While deeming the death as not good enough for membership, as Snoke had vouched for Solo, Ren allows him to accompany the Knights anyway on a mission to the Minemoon of Mimban in search of a relic called a Mindsplinter, gifting him a set of black clothes. Intercepted by a group of miners and learning of the artefact's location with Solo's assistance, Ren and his Knights massacre the miners, shocking Solo, as his pursers Voe and Tai arrive, having followed him through the Force. Voe attacks the Knights, while Tai reasons with Solo over his decision to leave. Witnessing this, Ren snaps Tai's neck, killing him, and telling Solo that Snoke was wrong about him. Enraged, Ben duels Ren before impaling him, providing him the "good death" he asked for.
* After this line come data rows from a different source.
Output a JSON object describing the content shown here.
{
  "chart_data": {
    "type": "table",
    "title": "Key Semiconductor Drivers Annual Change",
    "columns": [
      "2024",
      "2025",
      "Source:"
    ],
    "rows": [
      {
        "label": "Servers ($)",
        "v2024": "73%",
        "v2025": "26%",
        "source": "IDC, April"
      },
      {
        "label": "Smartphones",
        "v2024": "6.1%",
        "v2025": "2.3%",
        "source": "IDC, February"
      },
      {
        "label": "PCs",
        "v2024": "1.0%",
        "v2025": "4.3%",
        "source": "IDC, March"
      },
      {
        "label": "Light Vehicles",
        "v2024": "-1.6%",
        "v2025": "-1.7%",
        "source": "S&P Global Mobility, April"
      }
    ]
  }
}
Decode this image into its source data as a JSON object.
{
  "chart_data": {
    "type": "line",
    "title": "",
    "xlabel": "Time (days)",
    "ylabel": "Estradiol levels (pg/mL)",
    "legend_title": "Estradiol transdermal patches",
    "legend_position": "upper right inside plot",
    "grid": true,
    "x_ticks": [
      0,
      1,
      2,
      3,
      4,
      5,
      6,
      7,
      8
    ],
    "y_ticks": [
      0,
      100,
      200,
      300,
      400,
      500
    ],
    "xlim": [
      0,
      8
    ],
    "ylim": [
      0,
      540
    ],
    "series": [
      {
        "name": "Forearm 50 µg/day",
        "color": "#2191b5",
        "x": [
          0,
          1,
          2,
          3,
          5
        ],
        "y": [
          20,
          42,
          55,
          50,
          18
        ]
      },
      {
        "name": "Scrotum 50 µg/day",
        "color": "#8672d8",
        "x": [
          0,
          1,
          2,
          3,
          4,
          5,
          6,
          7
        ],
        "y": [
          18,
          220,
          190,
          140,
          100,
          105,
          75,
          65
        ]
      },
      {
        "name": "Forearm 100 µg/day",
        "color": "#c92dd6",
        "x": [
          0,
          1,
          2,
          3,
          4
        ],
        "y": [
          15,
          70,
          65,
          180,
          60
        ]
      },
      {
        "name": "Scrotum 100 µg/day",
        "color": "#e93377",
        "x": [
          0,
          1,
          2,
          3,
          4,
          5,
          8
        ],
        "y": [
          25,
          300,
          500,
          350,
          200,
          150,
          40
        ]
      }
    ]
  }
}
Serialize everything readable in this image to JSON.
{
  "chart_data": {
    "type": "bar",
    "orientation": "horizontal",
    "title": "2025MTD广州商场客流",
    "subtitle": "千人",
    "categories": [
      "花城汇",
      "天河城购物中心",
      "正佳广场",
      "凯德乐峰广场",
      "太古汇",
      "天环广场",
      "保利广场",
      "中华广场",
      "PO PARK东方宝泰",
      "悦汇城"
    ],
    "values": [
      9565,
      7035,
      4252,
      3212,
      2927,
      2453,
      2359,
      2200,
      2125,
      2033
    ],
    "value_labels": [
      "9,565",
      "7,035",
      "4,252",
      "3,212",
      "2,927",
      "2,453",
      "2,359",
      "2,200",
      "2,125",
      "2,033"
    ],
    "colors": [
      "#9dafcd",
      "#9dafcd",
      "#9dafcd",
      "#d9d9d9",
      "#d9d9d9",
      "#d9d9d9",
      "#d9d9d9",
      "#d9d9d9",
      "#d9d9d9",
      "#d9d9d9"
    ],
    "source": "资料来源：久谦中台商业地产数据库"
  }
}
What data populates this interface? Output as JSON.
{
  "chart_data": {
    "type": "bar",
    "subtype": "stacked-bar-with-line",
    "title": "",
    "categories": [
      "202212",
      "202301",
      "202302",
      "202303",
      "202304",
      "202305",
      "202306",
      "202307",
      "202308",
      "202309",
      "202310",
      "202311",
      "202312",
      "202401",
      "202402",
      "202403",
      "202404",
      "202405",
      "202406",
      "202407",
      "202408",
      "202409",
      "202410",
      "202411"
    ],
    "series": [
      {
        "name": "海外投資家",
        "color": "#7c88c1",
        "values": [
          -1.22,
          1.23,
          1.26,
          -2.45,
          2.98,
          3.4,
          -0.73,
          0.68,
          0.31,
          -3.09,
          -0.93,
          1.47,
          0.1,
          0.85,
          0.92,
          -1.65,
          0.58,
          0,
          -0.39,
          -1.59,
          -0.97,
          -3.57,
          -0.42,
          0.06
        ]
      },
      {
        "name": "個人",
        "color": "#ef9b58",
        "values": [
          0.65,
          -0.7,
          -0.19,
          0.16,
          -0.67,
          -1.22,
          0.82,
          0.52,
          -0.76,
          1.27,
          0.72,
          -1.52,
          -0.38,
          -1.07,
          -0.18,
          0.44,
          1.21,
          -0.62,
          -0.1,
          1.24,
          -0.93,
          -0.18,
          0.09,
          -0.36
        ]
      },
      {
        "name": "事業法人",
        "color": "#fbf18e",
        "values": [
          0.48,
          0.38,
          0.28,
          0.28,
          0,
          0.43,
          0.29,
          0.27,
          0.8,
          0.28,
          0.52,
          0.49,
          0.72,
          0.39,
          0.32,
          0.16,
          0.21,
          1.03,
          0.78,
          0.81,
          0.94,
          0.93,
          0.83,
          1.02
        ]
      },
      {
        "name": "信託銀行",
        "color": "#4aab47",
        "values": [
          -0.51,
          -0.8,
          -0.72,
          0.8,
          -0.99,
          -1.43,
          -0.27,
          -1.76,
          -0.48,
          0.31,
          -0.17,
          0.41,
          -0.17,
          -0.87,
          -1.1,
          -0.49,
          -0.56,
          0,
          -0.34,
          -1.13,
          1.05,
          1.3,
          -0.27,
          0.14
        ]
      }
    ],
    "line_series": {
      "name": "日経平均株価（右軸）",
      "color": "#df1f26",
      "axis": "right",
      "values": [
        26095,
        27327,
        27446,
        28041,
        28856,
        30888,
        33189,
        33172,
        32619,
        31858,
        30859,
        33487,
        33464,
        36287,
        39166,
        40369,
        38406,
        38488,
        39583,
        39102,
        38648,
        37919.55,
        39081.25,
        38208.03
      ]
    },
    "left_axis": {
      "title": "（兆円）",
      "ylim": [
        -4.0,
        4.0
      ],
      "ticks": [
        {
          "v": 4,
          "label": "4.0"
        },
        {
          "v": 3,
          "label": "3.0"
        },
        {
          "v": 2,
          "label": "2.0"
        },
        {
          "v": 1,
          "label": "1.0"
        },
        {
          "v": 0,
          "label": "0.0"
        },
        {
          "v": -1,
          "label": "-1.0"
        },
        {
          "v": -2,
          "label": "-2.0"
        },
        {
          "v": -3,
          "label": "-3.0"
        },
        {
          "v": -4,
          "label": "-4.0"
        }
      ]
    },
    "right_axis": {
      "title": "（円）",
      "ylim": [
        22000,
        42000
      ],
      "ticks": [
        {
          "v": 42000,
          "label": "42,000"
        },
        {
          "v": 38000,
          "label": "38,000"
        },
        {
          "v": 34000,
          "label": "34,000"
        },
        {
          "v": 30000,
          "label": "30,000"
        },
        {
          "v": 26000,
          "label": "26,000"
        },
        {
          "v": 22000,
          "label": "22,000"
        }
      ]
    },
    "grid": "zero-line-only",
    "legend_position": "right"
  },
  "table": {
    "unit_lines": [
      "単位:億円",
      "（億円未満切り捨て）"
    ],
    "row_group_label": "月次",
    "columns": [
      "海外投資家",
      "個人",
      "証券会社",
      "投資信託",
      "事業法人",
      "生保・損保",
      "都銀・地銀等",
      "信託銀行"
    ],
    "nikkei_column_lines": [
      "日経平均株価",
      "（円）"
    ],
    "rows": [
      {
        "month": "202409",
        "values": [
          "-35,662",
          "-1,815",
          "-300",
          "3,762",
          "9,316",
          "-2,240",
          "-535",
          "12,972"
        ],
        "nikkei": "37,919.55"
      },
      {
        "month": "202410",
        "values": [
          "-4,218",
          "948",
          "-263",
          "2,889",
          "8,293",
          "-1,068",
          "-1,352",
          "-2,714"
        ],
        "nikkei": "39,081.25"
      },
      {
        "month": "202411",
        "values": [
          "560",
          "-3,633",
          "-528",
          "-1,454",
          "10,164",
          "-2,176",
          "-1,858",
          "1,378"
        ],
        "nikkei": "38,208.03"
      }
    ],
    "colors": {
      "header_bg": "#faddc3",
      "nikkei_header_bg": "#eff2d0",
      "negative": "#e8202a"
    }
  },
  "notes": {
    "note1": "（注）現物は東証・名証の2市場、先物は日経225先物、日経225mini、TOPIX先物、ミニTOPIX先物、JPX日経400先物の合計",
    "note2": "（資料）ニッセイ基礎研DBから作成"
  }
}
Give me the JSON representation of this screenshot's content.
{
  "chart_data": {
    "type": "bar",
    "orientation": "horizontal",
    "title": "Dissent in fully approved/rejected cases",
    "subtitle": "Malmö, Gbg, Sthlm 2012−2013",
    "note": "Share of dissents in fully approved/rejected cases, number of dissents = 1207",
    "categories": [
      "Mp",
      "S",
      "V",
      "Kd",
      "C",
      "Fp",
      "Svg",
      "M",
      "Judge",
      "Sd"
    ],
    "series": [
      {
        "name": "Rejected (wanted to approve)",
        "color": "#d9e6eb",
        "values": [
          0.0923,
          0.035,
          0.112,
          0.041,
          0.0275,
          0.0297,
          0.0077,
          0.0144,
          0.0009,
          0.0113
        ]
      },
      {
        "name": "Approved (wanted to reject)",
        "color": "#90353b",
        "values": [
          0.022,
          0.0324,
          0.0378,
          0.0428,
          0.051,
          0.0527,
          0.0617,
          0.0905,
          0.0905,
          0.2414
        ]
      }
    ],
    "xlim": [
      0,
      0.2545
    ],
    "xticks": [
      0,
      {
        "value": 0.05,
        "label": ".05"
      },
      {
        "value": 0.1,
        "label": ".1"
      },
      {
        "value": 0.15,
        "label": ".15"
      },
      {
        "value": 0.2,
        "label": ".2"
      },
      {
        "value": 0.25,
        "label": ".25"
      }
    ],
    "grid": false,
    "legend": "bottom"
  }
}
After killing Voe with Ren's lightsaber, Solo turns to find the Knights bowing before him, recognizing him as their new leader.

===War of the Bounty Hunters and Crimson Reign (2021–2022)===

War of the Bounty Hunters (2021) and Crimson Reign (2021–2022), also written by Soule with artist Steven Cummings, features a younger Ren and the Knights of Ren, consisting of a much larger group, both masked and unmasked, during the reign of the Galactic Empire, as their services are hired by Qi'ra, a former disciple of Maul, on behalf of her crime syndicate, Crimson Dawn.

===Terrifying Tales: The Lost Boy (2021)===

In the present of Lego Star Wars: Terrifying Tales, set shortly after the events of Star Wars: The Rise of Skywalker, Ren's helmet is now in the possession of Darth Vader's former servant Vaneé on Mustafar, who shows it to a stranded Poe Dameron before telling him a story of "The Lost Boy" — Ren meeting Ben Solo; as an unreliable narrator, Vaneé's story of events is wildly inaccurate, depicting Ren (voiced by Christian Slater) upon coming across an isolated and ignored Solo after an argument with his uncle Luke Skywalker, introducing the Knights of Ren as ones who use the "shadow" to take what they want from whoever they want, partying and partaking in acts of wanton violence, before inviting Solo on a joyride, gifting him a helmet and uniform. After partying with the Knights, Ren offers Solo membership if he burns down his uncle's Jedi Temple; after Ben refuses, one of the Knights derisively refers to Solo as a "kylo", a word signifying weakness, leading other members of the Knights to taunt him. After Ren attempts to burn the temple himself, Ben duels and defeats him, before the Knights accept him as their leader. In the present, after finishing telling Dameron the story and tricking Force-sensitive child Dean into opening a Sith holocron for him, Vaneé dons armour and Ren's helmet, using the holocron to give himself artificial Force sensitivity, before being knocked into lava by Dameron and Dean; unbeknownst to both, Vaneé survives, with Ren's helmet intact.